Otizm Spektrum bozukluğu (OSB) özellikleri; göz kontağı kuramama, yaşıtlarıyla arkadaş olamama, ilgi veya başarıyı paylaşamama, empati yeteneğinin gelişmemesi, konuşmada gecikme ya da hiç öğrenememe (Otistiklerin % 40’ı asla konuşmaz),normal acı ve üzüntü gibi duygularını anlamada zorluk çekme, rutine bağlılık, aynı şeyleri tekrarda ısrar, sohbet etmede zorlanma, az ya da çok duygusal uyarılmadır.

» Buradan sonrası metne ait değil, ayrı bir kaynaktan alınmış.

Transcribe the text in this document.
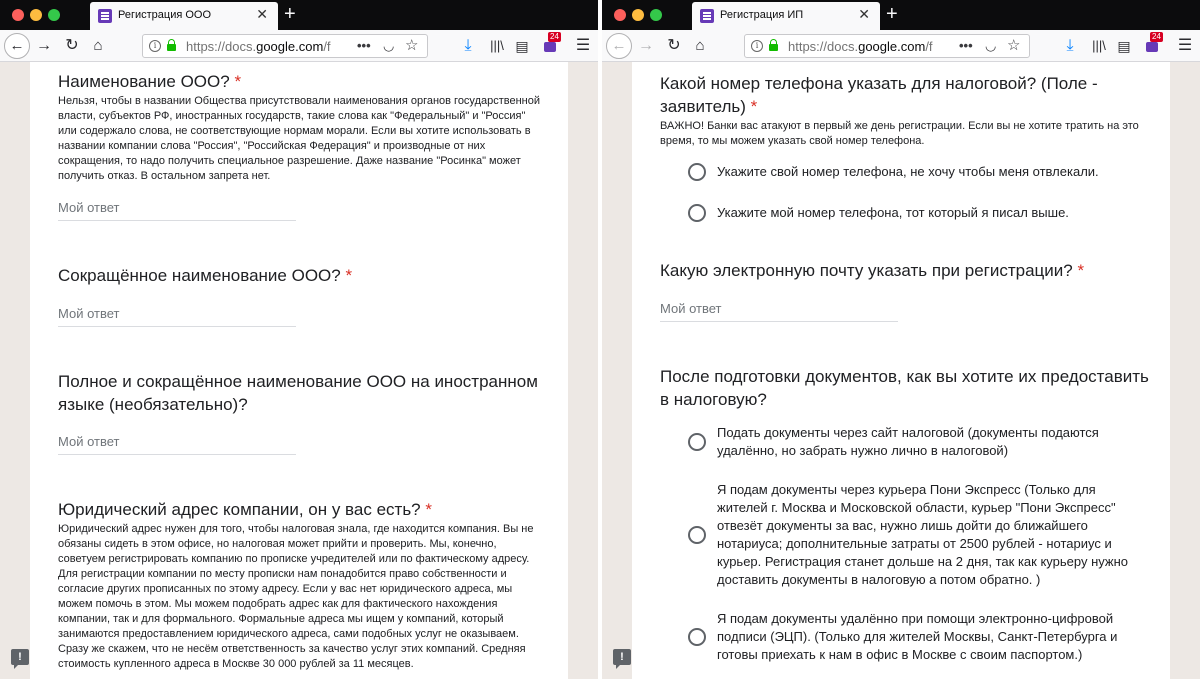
Регистрация ООО	✕ +
← → ↻ ⌂	i	https://docs.google.com/f ••• ◡ ☆	⤓	|||\ ▤
24
☰
Наименование ООО? *
Нельзя, чтобы в названии Общества присутствовали наименования органов государственной власти, субъектов РФ, иностранных государств, такие слова как "Федеральный" и "Россия" или содержало слова, не соответствующие нормам морали. Если вы хотите использовать в названии компании слова "Россия", "Российская Федерация" и производные от них сокращения, то надо получить специальное разрешение. Даже название "Росинка" может получить отказ. В остальном запрета нет.
Мой ответ
Сокращённое наименование ООО? *
Мой ответ
Полное и сокращённое наименование ООО на иностранном языке (необязательно)?
Мой ответ
Юридический адрес компании, он у вас есть? *
Юридический адрес нужен для того, чтобы налоговая знала, где находится компания. Вы не обязаны сидеть в этом офисе, но налоговая может прийти и проверить. Мы, конечно, советуем регистрировать компанию по прописке учредителей или по фактическому адресу. Для регистрации компании по месту прописки нам понадобится право собственности и согласие других прописанных по этому адресу. Если у вас нет юридического адреса, мы можем помочь в этом. Мы можем подобрать адрес как для фактического нахождения компании, так и для формального. Формальные адреса мы ищем у компаний, который занимаются предоставлением юридического адреса, сами подобных услуг не оказываем. Сразу же скажем, что не несём ответственность за качество услуг этих компаний. Средняя стоимость купленного адреса в Москве 30 000 рублей за 11 месяцев.
!
Регистрация ИП	✕ +
← → ↻ ⌂	i	https://docs.google.com/f ••• ◡ ☆	⤓	|||\ ▤
24
☰
Какой номер телефона указать для налоговой? (Поле - заявитель) *
ВАЖНО! Банки вас атакуют в первый же день регистрации. Если вы не хотите тратить на это время, то мы можем указать свой номер телефона.
Укажите свой номер телефона, не хочу чтобы меня отвлекали.
Укажите мой номер телефона, тот который я писал выше.
Какую электронную почту указать при регистрации? *
Мой ответ
После подготовки документов, как вы хотите их предоставить в налоговую?
Подать документы через сайт налоговой (документы подаются удалённо, но забрать нужно лично в налоговой)
Я подам документы через курьера Пони Экспресс (Только для жителей г. Москва и Московской области, курьер "Пони Экспресс" отвезёт документы за вас, нужно лишь дойти до ближайшего нотариуса; дополнительные затраты от 2500 рублей - нотариус и курьер. Регистрация станет дольше на 2 дня, так как курьеру нужно доставить документы в налоговую а потом обратно. )
Я подам документы удалённо при помощи электронно-цифровой подписи (ЭЦП). (Только для жителей Москвы, Санкт-Петербурга и готовы приехать к нам в офис в Москве с своим паспортом.)
!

Otistikler, bakış açısını anlamada zorlanırken, espriyi anlayamaz ve ima edileni çözemez, eğlenmeyi bilmeyebilirler.
Standart bir tedavi süreci olmayan Otizmin tedavisi, aileye ve çocuğa uygun davranışsal eğitim veren özel terapiler uygulanarak yapılıyor. Ve Otizmli bireyler bu tedaviler sonucu diğer insanlar gibi yaşamlarını sürebiliyorlar.
Engelli çocuğa sahip olan ailelerin yaşadığı sorunlar süresizdir. Engelli bireylerle ilgili yapılacak çalışmalar içinde engelli bireyin ailesinin yaşadığı sorunları en aza indirmeye yönelik çalışmalarında ön plana alınması gerekmektedir.
Türkiye de son yıllarda Engelli Birey Okullarının sayısının artmaya başladığını, yapılan planlamalarla il bazında açılan, ücretsiz özel eğitim vererek, engelli bireylerimizin yaşamlarını tek başlarına sürdürmelerini sağlama konusunda etkin olduklarını görmekten mutluluk duymaktayız.